Il résulterait de cette chronologie que la construction des pyramides de Ghyseh serait postérieure à la ruine de Troie et que les rois Chéops, Céphren et Mycérinus désignés comme fondateurs de ces monuments seraient les deuxième, troisième et quatrième Pharaons de la vingtième dynastie.

Diodore de Sicile et Champollion-Figeac à la rescousse
Cette dynastie, originaire de Thèbes, a fourni douze règnes ayant une durée totale de 178 ans, d'après les déductions logiques de M. Champollion-Figeac, et rien d'important ne se passa durant cette période. Diodore de Sicile le constate en ces termes, du moins pour les sept premiers règnes : “Les rois qui succédèrent à Rhamsis (Rhampsinite) pendant l'espace de sept générations vécurent tous dans une profonde oisiveté, et ne s'occupèrent que de leurs plaisirs. Aussi les chroniques sacrées ne nous transmettent sur leur compte le souvenir d'aucun monument magnifique, ni d'aucun acte digne de trouver place dans l'histoire.”
Tiendrait-on ce langage, si les trois premiers de ces rois eussent fait construire les grandes pyramides ?
Mais une autre objection non moins grave se présente : les tombeaux de ces mêmes Pharaons composant la vingtième dynastie se trouvent à Thèbes, mêlés à ceux de la dix-huitième et de la dix-neuvième dynastie. Donc les pyramides ne furent pas construites pour servir de sépultures à trois d'entre eux. Concluons de tous ces arguments que Chéops, Céphren et Mycérinus, dont les noms d'ailleurs ne se trouvent ni sur les monuments de l'Égypte, ni dans Manéthon, ni dans les chroniqueurs plus anciens, mais peuvent y figurer sous d'autres désignations, ne sont pas les fondateurs des pyramides, et que, dans tous les cas, ces beaux édifices ne contiennent pas leurs tombeaux.

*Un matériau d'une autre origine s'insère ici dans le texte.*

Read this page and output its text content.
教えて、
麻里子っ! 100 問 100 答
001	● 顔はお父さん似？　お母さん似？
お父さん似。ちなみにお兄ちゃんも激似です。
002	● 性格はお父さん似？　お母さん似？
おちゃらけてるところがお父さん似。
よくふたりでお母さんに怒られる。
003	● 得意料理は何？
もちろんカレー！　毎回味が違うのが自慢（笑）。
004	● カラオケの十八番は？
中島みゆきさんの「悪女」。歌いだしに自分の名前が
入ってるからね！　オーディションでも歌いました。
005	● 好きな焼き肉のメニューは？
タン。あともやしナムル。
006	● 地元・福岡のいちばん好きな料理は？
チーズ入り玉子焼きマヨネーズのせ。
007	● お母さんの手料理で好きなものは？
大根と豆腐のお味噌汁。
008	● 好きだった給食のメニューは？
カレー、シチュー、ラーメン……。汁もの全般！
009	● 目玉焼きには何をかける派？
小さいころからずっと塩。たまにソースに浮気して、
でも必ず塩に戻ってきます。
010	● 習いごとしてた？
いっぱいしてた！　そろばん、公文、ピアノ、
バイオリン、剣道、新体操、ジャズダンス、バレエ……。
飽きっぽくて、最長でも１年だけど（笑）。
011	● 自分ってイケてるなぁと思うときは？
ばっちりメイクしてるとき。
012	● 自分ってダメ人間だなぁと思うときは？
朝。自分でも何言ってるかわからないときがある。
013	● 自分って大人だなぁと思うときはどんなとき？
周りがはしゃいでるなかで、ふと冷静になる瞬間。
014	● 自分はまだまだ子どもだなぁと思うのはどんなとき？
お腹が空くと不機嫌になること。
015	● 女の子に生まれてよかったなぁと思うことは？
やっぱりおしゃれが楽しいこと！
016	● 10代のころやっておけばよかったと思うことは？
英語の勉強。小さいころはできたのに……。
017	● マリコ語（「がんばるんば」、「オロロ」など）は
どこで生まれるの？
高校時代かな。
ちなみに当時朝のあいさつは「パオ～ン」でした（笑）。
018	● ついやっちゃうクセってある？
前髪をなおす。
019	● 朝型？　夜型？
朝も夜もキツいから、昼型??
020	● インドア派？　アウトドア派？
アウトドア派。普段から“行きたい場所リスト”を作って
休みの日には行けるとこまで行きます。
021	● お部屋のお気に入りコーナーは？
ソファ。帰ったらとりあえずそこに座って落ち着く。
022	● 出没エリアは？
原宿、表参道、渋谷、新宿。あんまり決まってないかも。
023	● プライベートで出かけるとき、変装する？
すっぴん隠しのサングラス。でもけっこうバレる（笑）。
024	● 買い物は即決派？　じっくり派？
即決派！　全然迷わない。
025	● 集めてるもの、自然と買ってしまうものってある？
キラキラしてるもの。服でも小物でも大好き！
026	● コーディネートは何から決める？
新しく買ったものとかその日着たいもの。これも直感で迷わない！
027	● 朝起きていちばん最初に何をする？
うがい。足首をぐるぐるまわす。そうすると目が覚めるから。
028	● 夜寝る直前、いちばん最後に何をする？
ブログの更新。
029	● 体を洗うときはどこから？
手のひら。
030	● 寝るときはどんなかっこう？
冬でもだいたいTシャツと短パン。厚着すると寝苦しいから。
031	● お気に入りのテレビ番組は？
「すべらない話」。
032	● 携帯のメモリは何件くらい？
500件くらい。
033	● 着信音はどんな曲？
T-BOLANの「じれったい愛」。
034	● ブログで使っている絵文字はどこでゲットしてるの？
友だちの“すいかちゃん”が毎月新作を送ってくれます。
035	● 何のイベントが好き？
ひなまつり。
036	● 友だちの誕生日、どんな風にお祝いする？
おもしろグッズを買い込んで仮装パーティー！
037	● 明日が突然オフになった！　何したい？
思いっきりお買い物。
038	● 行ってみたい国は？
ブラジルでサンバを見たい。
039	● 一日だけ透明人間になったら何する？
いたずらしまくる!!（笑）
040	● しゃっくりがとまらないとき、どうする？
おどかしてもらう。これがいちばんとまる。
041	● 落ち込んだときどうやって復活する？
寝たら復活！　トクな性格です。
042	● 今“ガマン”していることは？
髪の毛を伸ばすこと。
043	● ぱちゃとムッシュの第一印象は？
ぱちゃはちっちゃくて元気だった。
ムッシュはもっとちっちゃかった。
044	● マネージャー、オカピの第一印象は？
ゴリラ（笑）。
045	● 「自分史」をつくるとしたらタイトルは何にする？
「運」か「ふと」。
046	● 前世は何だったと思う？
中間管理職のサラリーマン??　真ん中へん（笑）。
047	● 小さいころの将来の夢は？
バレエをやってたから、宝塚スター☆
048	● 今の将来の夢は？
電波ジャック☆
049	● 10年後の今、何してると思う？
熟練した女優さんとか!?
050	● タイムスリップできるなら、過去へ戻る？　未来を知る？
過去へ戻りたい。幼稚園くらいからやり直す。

“Admettre comme une hypothèse la réalité des règnes de ces trois princes (Chéops, Céphren et Mycérinus) à une époque infiniment plus reculée”

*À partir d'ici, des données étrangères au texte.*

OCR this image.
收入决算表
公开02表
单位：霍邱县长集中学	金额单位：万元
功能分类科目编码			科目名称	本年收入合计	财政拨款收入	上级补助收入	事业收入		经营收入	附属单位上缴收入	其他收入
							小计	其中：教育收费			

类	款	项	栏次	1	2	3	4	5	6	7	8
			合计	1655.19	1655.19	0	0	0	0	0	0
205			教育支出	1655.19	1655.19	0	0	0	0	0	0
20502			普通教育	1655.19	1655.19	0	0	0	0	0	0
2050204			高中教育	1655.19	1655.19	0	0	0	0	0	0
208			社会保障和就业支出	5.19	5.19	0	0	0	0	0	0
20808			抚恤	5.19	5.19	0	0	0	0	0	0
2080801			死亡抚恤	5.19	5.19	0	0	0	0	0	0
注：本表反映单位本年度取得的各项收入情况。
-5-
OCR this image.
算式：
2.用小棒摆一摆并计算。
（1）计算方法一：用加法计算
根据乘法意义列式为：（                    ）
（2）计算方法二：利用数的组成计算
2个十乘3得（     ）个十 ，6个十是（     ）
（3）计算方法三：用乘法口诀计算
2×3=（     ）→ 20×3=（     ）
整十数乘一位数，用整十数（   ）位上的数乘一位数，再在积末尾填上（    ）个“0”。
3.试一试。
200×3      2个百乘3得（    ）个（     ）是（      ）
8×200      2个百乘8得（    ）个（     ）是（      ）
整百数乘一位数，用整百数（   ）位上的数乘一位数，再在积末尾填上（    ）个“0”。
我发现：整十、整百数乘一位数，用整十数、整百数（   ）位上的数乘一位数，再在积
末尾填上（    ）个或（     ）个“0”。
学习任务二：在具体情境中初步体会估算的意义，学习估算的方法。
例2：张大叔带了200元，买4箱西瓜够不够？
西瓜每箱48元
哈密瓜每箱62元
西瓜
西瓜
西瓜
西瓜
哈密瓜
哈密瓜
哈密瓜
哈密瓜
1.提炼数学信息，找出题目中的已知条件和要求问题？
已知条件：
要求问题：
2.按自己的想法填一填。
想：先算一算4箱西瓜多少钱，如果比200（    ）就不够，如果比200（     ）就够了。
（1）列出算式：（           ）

Tête supposée de Khéops, (musée national d'art égyptien de Munich)
Cependant l'on peut admettre comme une hypothèse la réalité des règnes de ces trois princes à une époque infiniment plus reculée ; des traditions en auraient transmis le souvenir de génération en génération, et, par suite d'une confusion fâcheuse, Hérodote et les prêtres se seraient trompés de trente à quarante siècles sur leur antiquité. Je maintiens au surplus que tous ces passages d'Hérodote ne doivent pas être conformes au texte primitif.

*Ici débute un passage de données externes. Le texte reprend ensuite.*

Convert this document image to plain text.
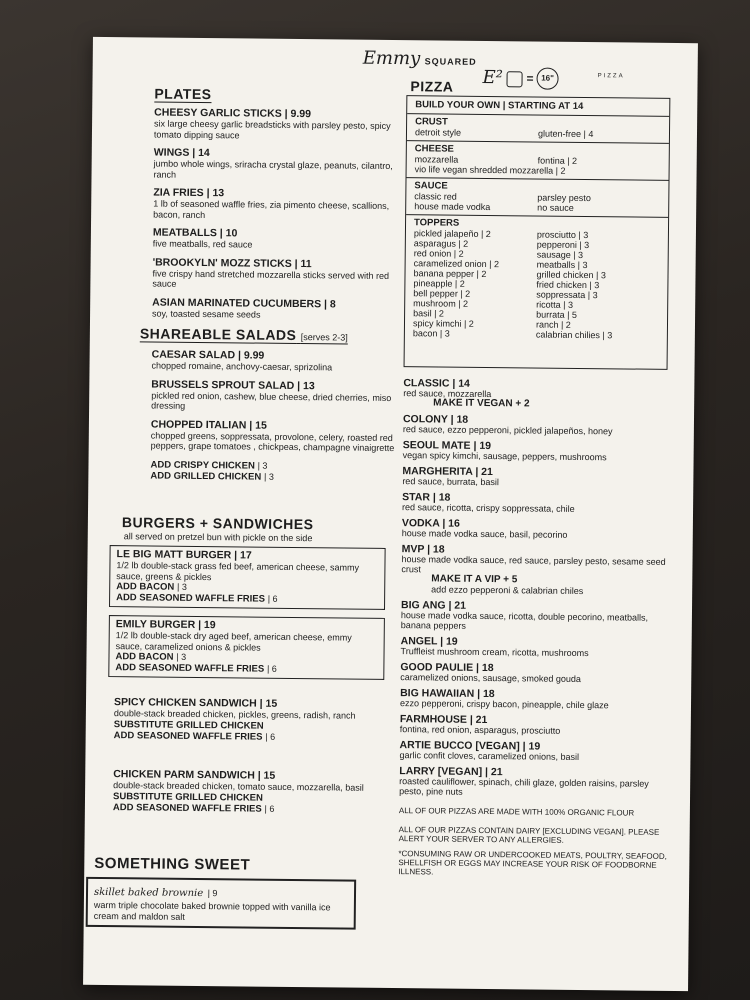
Emmy SQUARED
PIZZA
E² = 16"
PLATES
CHEESY GARLIC STICKS | 9.99
six large cheesy garlic breadsticks with parsley pesto, spicy tomato dipping sauce
WINGS | 14
jumbo whole wings, sriracha crystal glaze, peanuts, cilantro, ranch
ZIA FRIES | 13
1 lb of seasoned waffle fries, zia pimento cheese, scallions, bacon, ranch
MEATBALLS | 10
five meatballs, red sauce
'BROOKYLN' MOZZ STICKS | 11
five crispy hand stretched mozzarella sticks served with red sauce
ASIAN MARINATED CUCUMBERS | 8
soy, toasted sesame seeds
SHAREABLE SALADS [serves 2-3]
CAESAR SALAD | 9.99
chopped romaine, anchovy-caesar, sprizolina
BRUSSELS SPROUT SALAD | 13
pickled red onion, cashew, blue cheese, dried cherries, miso dressing
CHOPPED ITALIAN | 15
chopped greens, soppressata, provolone, celery, roasted red peppers, grape tomatoes , chickpeas, champagne vinaigrette
ADD CRISPY CHICKEN | 3
ADD GRILLED CHICKEN | 3
BURGERS + SANDWICHES
all served on pretzel bun with pickle on the side
LE BIG MATT BURGER | 17
1/2 lb double-stack grass fed beef, american cheese, sammy sauce, greens & pickles
ADD BACON | 3
ADD SEASONED WAFFLE FRIES | 6
EMILY BURGER | 19
1/2 lb double-stack dry aged beef, american cheese, emmy sauce, caramelized onions & pickles
ADD BACON | 3
ADD SEASONED WAFFLE FRIES | 6
SPICY CHICKEN SANDWICH | 15
double-stack breaded chicken, pickles, greens, radish, ranch
SUBSTITUTE GRILLED CHICKEN
ADD SEASONED WAFFLE FRIES | 6
CHICKEN PARM SANDWICH | 15
double-stack breaded chicken, tomato sauce, mozzarella, basil
SUBSTITUTE GRILLED CHICKEN
ADD SEASONED WAFFLE FRIES | 6
SOMETHING SWEET
skillet baked brownie | 9
warm triple chocolate baked brownie topped with vanilla ice cream and maldon salt
PIZZA
BUILD YOUR OWN | STARTING AT 14
CRUST
detroit style	gluten-free | 4
CHEESE
mozzarella	fontina | 2
vio life vegan shredded mozzarella | 2
SAUCE
classic red
house made vodka
parsley pesto
no sauce
TOPPERS
pickled jalapeño | 2
asparagus | 2
red onion | 2
caramelized onion | 2
banana pepper | 2
pineapple | 2
bell pepper | 2
mushroom | 2
basil | 2
spicy kimchi | 2
bacon | 3
prosciutto | 3
pepperoni | 3
sausage | 3
meatballs | 3
grilled chicken | 3
fried chicken | 3
soppressata | 3
ricotta | 3
burrata | 5
ranch | 2
calabrian chilies | 3
CLASSIC | 14
red sauce, mozzarella
MAKE IT VEGAN + 2
COLONY | 18
red sauce, ezzo pepperoni, pickled jalapeños, honey
SEOUL MATE | 19
vegan spicy kimchi, sausage, peppers, mushrooms
MARGHERITA | 21
red sauce, burrata, basil
STAR | 18
red sauce, ricotta, crispy soppressata, chile
VODKA | 16
house made vodka sauce, basil, pecorino
MVP | 18
house made vodka sauce, red sauce, parsley pesto, sesame seed crust
MAKE IT A VIP + 5
add ezzo pepperoni & calabrian chiles
BIG ANG | 21
house made vodka sauce, ricotta, double pecorino, meatballs, banana peppers
ANGEL | 19
Truffleist mushroom cream, ricotta, mushrooms
GOOD PAULIE | 18
caramelized onions, sausage, smoked gouda
BIG HAWAIIAN | 18
ezzo pepperoni, crispy bacon, pineapple, chile glaze
FARMHOUSE | 21
fontina, red onion, asparagus, prosciutto
ARTIE BUCCO [VEGAN] | 19
garlic confit cloves, caramelized onions, basil
LARRY [VEGAN] | 21
roasted cauliflower, spinach, chili glaze, golden raisins, parsley pesto, pine nuts
ALL OF OUR PIZZAS ARE MADE WITH 100% ORGANIC FLOUR
ALL OF OUR PIZZAS CONTAIN DAIRY [EXCLUDING VEGAN]. PLEASE ALERT YOUR SERVER TO ANY ALLERGIES.
*CONSUMING RAW OR UNDERCOOKED MEATS, POULTRY, SEAFOOD, SHELLFISH OR EGGS MAY INCREASE YOUR RISK OF FOODBORNE ILLNESS.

Les faits nombreux et concluants énumérés par M. Champollion-Figeac ; le tombeau d'un officier de Sésostris découvert dans le fossé de la seconde pyramide, l'inscription hiéroglyphique gravée sur le sphinx sous le règne de Thouthmosis IV, antérieur à Sésostris de plus de deux siècles et demi, les tombeaux de rois beaucoup plus anciens, trouvés en fouillant le roc près de Chéops, l'absence totale d'inscriptions et d'hiéroglyphes à l'extérieur comme à l'intérieur des pyramides et beaucoup d'autres indices très significatifs pour lesquels je suis obligé de renvoyer le lecteur à l'ouvrage de ce savant, lui font présumer que les pyramides ont précédé l'usage de l'écriture ; “au moins l'introduction de l'écriture alphabétique dans le système hiéroglyphique”. “L'on peut, dit-il, considérer en toute conscience les pyramides de Sakkara et de Ghyseh, comme les plus anciens ouvrages sortis de la main des hommes, et antérieurs à toutes les autres preuves connues de l'antiquité des sciences, des efforts et des succès de l'intelligence humaine.”
En définitive, Souphi, l'un des rois de la quatrième dynastie, le vingt-sixième après Ménès, éleva la grande pyramide.
Sensaouphi, son successeur, fit bâtir la seconde, et Mankerri qui vint après eux érigea la troisième.
Ces travaux remontent à plus de cinq mille années avant l'ère chrétienne.”